Forum Moderators: open

Message Too Old, No Replies

IIS stripping the "if-modified-since" header(?)

         

waveform

7:30 pm on Jun 17, 2009 (gmt 0)

10+ Year Member



Hi! Need some help with a hairy Googlebot/IIS issue.

I've written a mini-cms for a client, mainly for delivering dynamic PDF documents, which vary somewhat in content depending on who is viewing them.

My approach was to use a custom 404 script, which reads the request, checks user credentials and so delivers the right version document. This also means the links to the PDF files "look right". They don't look like "showmethedoc.aspx?doc=xyz.pdf". It's simply "/docs/doctitle.pdf" and the 404 script does the rest. All fairly straightforward.

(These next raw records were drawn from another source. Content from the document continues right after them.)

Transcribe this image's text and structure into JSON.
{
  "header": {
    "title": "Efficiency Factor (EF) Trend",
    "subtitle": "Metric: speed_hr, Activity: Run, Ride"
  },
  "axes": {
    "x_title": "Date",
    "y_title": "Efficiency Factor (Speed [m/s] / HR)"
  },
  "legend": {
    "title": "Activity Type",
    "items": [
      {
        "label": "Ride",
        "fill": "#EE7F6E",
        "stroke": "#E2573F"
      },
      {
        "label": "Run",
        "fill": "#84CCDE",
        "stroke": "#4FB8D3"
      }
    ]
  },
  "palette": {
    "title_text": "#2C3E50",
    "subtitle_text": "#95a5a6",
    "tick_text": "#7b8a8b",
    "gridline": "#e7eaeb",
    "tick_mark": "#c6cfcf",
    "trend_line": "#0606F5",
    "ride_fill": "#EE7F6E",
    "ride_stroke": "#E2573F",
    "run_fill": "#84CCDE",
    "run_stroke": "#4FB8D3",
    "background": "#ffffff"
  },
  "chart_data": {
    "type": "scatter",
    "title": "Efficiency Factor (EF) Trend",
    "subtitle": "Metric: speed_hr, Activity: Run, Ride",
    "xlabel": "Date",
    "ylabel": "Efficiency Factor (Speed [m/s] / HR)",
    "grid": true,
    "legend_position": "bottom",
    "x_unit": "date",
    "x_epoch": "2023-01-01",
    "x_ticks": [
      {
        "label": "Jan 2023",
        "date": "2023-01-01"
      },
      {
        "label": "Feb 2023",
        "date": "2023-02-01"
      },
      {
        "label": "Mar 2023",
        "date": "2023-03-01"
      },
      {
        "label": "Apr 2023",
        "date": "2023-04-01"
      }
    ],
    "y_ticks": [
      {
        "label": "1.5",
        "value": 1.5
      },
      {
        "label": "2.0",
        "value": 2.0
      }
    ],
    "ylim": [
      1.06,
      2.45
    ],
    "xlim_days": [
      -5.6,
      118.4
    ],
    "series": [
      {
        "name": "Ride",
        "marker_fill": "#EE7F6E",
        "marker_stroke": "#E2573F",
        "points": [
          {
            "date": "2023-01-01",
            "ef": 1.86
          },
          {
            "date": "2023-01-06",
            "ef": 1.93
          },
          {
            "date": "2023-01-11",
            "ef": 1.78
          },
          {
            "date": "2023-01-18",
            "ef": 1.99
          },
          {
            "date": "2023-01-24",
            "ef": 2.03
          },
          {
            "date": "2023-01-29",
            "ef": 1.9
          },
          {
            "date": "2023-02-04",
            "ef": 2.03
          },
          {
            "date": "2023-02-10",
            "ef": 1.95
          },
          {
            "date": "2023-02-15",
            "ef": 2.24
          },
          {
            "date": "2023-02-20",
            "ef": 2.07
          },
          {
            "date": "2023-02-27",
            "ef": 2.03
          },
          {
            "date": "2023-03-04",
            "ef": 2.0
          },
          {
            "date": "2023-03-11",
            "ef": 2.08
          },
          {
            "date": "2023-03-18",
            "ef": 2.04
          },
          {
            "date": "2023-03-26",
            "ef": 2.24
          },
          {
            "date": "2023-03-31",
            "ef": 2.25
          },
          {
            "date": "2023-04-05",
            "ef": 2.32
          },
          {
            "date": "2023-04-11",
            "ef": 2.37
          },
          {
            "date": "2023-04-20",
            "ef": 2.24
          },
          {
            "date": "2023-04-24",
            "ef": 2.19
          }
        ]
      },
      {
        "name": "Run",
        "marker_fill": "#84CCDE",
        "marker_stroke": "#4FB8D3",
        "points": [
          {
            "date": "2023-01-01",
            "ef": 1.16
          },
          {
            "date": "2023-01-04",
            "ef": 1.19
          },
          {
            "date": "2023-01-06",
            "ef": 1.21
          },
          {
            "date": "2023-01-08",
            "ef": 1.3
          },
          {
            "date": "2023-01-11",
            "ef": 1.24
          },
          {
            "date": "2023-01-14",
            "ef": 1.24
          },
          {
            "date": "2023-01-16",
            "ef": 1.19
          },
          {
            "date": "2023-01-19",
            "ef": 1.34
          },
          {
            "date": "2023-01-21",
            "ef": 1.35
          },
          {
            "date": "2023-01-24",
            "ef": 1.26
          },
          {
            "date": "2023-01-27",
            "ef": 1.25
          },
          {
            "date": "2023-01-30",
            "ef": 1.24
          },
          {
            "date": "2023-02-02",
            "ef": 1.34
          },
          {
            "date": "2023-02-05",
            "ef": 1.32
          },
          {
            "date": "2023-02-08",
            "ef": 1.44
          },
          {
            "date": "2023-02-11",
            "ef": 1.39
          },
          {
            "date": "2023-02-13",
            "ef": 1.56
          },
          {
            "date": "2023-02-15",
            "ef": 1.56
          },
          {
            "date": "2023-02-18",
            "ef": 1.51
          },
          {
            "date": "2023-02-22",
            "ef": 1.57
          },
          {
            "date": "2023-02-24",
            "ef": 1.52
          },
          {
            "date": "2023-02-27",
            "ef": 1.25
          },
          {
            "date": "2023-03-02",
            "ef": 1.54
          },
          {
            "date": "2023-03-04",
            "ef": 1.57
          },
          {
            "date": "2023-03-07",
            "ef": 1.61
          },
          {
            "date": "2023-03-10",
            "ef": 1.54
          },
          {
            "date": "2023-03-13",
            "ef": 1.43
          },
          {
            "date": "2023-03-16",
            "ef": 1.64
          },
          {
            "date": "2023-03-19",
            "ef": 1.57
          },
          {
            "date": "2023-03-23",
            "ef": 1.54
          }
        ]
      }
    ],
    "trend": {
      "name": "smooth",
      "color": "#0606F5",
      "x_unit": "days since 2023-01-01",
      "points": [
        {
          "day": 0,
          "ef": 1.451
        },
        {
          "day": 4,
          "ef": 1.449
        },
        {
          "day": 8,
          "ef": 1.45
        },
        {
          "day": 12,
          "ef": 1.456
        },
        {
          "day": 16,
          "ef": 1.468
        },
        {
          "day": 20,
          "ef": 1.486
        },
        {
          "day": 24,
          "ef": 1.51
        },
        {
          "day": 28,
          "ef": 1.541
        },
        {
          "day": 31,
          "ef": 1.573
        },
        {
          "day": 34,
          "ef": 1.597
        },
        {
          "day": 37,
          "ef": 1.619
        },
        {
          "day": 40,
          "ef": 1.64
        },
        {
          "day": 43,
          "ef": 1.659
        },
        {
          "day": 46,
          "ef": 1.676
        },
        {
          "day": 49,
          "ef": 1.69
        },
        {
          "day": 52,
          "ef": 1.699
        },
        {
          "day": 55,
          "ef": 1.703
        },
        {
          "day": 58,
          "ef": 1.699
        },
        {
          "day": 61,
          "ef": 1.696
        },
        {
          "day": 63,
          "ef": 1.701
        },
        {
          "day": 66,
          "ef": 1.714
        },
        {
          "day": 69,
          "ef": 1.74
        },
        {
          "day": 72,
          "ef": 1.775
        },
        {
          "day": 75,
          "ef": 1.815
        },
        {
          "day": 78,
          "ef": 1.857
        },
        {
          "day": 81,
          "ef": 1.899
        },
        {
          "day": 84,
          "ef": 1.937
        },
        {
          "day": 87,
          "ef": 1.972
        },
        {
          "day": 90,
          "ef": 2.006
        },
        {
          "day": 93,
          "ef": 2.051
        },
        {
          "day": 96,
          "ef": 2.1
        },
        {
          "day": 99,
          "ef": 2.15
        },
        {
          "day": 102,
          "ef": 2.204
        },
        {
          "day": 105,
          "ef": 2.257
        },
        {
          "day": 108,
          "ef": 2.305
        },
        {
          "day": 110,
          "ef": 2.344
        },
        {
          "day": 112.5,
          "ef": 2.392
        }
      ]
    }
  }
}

As Googlebot crawls the site, I therefore need to check the "if-modified-since" header so my code doesn't keep sending Googlebot the same files when they haven't changed.

While testing that, I found a very weird problem. IIS seems to specifically strip off the "if-modified-since" header from the headers collection. It doesn't matter if I use ASP.NET, PHP or classic ASP.

If I call the script directly, no problem - the header is there. But during IIS's handling of a 404 error document, it seems to "eat" that header before passing control to the script.

What's more bizarre is that if I add, say, ".aspx" to the end of my non-existent link (eg. /docs/doctitle.aspx), suddenly the header reappears in the collection! It seems to only disappear if both the following are true: a) the script is a 404 (or other) error document, and b) the requested file is something other than .asp or .aspx.

This has been driving me nuts for the past 2 days. Anyone have an idea how I can get access to the "if-modified-since" header from a 404 script?

marcel

7:01 am on Jun 18, 2009 (gmt 0)

WebmasterWorld Senior Member 10+ Year Member



Hi waveform,

It looks like what you need is not possible, here is a discussion on the subject:
[eggheadcafe.com...]

I'm not really a fan of using 404 handling for something other than its intended use, preferring to leave it for what it is.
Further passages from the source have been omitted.